Would a centralized cyber command have prevented the Office of Personnel Management breach, which exposed the personal information of more than 20 million individuals? Republican presidential hopeful Carly Fiorina suggests it could have.
Fiorina, the former CEO of Hewlett Packard, proposes standing up a centralized cyber command that would be responsible for all aspects of government IT security response, according the conservative news and opinion website Breitbart News Network.
"Part of standing up the command, is understanding who dropped the ball and why. And there needs to be consequences for that."
The U.S. Cyber Command, a subordinate to the U.S. Strategic Command, already oversees the cyber defense of the military; it's commanded by Navy Adm. Mike Rogers, who's also director the National Security Agency. But Fiorina seems to be suggesting formation of another organization with broader responsibilities. A news report from another conservative website, The Blaze, cites Fiorina as saying the cyber command would be headed by an appointed director under the authority of the Defense Department or NSA. A spokeswoman from the Fiorina campaign did not reply to a request for clarification.
Designating control of government IT security to the military - the NSA is part of the Defense Department - could upset many in Congress from both major political parties who want federal cybersecurity to remain under civilian authority, meaning the Department of Homeland Security. Final wording of legislation before Congress to incentivize businesses to share cyberthreat information with the government is bogged down, in part, over the roles of DHS and the NSA in managing and/or sharing cyberthreat information Seeking Compromise on Info-Sharing Bill).
In the interview with Breibart, Fiorina asserts that the OPM breach would never have occurred if she were president. "They got there because there were gaping vulnerabilities in that system which were known and which were identified, [but] they were never closed," Fiorina said. "Part of standing up the command, is understanding who dropped the ball and why. And there needs to be consequences for that. But the most important role of that cyber command is obviously to take hold of our cybersecurity strategy."
Fiorina is right about gaping vulnerabilities, and a myriad of security gaps were highlighted in OPM inspector general audits and in the OIG's annual Federal Information Security and Management Act assessment.
Though Fiorina has been critical of the Obama administration's approach to government IT security, the White House has conducted a number of initiatives aimed at strengthening federal cybersecurity, including having the Department of Homeland Security help other agencies secure their information assets and continuously monitor government systems for vulnerabilities. Still no one expects breaches to stop anytime soon, even with additional steps Congress, the administration or future presidents will take to strengthen cybersecurity.
Fiorina, as part of her strategy, said she would retaliate against the Chinese, who are blamed for the OPM attack. The Chinese government has said it has arrested nongovernment, nonmilitary hackers for the OPM attack, although many Western experts believe the government or Chinese Liberation Army instigated the attack (see China: Chinese Criminals Hacked OPM).

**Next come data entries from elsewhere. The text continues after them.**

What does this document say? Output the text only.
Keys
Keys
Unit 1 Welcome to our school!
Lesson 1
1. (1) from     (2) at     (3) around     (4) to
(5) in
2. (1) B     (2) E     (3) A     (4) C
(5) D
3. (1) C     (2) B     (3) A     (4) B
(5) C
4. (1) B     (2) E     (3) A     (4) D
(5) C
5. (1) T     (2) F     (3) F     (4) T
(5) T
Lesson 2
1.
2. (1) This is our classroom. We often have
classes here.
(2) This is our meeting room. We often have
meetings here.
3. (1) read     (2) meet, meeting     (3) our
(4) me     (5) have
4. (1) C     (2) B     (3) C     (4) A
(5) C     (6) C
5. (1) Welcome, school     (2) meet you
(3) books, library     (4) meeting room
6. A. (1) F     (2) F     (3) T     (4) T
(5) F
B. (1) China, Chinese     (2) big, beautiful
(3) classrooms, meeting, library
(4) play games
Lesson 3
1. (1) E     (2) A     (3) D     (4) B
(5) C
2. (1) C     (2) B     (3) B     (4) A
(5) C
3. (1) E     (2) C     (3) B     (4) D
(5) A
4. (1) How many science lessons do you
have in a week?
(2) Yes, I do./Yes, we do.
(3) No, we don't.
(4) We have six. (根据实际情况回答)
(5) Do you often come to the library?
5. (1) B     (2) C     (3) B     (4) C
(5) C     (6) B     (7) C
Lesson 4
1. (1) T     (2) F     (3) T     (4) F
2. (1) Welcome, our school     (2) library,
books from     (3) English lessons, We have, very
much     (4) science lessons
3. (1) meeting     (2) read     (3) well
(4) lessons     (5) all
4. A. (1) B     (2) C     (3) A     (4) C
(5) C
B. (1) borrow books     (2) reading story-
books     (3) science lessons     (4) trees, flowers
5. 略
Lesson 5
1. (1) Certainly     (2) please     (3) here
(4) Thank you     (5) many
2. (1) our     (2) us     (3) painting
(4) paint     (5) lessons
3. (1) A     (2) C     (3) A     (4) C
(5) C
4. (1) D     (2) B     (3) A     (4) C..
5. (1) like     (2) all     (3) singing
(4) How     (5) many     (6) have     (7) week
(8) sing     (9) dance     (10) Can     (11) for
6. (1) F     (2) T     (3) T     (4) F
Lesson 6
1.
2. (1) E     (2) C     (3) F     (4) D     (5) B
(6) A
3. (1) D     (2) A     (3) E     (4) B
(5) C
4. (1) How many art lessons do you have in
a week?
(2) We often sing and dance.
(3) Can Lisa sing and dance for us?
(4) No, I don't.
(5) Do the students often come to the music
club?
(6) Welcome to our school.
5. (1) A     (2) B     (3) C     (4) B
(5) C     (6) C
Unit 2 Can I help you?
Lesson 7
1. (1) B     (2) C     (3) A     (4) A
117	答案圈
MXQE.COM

Fiorina in the interview did not say how the U.S. should retaliate.
But retaliating for the OPM attack seems counterintuitive, considering the U.S. government conducts similar e-spying operations against its foreign adversaries. In fact, James Clapper, the director of national intelligence, admired China's ability to crack a major government IT system. "Don't take this the wrong way," Clapper said at an event in June (see OPM Breach: China Is 'Leading Suspect'). "You have to kind of salute the Chinese for what they did. If we had the opportunity to do that, I don't think we'd hesitate for a minute."
Retaliating against the Chinese, Russians and other nation-states for stealing intellectual property, however, is appropriate. But how the U.S. retaliates is critical. "Policymakers must be keenly aware of the costs associated with each response, as they will have an impact on a country's diplomatic relations, reputation, and military and intelligence operations," says Adam Segal, director of the Council on Foreign Relation's digital and cyberspace policy program (see Retaliating for State-Backed Hacks).
Fiorina, unlike most of this year's crop of presidential candidates, has at least taken the step of outlining an approach to cybersecurity, something more candidates must do. Though she has laid out more details than her rivals about her approach to cybersecurity, her solutions remain vague and need to be fleshed out.